Dale opened one eye as he got close. “I wasn’t asleep.”
“How’d you know…?”
Dale sat up away from the tree. “You know I’m still tired. I’m sitting here with my eyes closed. If I’d just recently had a shocking experience when I tried to wake someone up, I’d be walking like I was afraid to get too close, too.”
“Oh.” Kheri thought this over, and then shrugged. “There’s food in the kitchen. They said to come eat.”
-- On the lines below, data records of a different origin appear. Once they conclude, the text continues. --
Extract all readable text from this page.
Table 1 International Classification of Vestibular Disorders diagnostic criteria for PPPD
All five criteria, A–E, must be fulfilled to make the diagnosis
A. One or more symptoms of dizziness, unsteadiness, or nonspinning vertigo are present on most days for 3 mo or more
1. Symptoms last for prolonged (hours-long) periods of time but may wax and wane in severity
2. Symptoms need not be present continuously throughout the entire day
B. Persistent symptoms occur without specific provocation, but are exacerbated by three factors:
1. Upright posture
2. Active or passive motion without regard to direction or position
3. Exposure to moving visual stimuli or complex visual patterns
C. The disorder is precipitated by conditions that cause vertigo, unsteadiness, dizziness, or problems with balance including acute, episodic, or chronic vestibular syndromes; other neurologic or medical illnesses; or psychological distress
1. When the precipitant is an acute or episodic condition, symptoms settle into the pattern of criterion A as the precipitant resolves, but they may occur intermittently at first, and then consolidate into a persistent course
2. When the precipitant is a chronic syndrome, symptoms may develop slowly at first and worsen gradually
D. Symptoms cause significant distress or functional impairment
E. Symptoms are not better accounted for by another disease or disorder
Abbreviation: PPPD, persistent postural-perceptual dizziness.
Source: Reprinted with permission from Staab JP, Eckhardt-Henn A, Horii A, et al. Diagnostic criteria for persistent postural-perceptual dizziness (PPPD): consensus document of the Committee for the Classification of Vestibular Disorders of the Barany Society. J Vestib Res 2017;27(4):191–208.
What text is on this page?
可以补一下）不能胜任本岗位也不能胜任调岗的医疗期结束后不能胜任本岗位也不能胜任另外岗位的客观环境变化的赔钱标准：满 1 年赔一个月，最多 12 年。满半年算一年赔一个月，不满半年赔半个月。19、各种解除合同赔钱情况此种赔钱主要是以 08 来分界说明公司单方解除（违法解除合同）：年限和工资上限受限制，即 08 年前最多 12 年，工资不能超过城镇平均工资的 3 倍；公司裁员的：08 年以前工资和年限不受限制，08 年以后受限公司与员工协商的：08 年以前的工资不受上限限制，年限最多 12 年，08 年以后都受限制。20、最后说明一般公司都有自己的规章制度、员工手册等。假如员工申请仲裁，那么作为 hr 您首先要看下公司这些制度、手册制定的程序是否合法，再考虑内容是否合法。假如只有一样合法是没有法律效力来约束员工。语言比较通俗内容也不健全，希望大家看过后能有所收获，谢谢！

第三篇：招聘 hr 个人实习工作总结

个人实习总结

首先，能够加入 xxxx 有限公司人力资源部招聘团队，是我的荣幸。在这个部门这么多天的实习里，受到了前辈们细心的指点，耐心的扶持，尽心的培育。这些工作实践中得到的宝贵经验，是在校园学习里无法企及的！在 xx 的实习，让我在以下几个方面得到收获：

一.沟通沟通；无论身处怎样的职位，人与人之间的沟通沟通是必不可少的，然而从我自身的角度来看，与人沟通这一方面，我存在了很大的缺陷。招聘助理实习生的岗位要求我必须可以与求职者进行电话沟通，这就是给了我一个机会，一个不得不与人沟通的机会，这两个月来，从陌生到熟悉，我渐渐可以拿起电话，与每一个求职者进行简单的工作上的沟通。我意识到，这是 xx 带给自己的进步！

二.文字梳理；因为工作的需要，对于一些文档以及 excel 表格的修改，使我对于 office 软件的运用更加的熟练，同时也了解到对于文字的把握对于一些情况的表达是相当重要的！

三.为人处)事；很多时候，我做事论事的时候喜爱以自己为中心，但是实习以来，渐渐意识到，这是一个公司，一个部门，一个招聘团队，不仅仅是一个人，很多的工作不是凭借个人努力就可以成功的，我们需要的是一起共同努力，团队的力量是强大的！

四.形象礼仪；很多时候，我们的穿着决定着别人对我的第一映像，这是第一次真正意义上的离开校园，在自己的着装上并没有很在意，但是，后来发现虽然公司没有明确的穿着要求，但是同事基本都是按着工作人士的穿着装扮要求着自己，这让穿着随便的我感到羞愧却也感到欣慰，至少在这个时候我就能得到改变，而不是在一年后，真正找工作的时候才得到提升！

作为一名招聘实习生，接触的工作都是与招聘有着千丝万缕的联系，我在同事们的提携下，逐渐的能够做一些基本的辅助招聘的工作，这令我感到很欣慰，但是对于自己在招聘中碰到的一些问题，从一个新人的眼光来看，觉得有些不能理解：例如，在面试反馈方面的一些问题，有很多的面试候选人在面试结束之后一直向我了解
Dale nodded, stood up stiffly, and stretched.
“Dale….” Kheri asked hesitantly, as if he really didn’t want the answer he was sure he’d get.
“Where are you from, anyway? I mean, you told my aunt it was fairly far away but….” His voice trailed off into uncomfortable silence.
“I’ll tell you later. After I get some food in my stomach and this commotion is over.”
Kheri nodded, unsure if he was relieved to be put off or not. “All right.” He turned around and they started back toward the front porch. “My aunt said you could have whatever it was you wanted as long as it wasn’t her cow.”
Dale grinned at him. “I don’t have much need for a cow.”
“Yeah, I know.”
“Where are the clothes?”
“Up in the attic, in an old trunk.” Kheri gestured toward the shuttered attic window as they climbed the stairs to the front porch. “I’m not sure how good they are though; they’ve been locked away up there for a long time.”
Dale glanced up at the window, and then nodded and entered the house.
Kheri punched the wall next to the door in frustration, made a face, and followed him inside.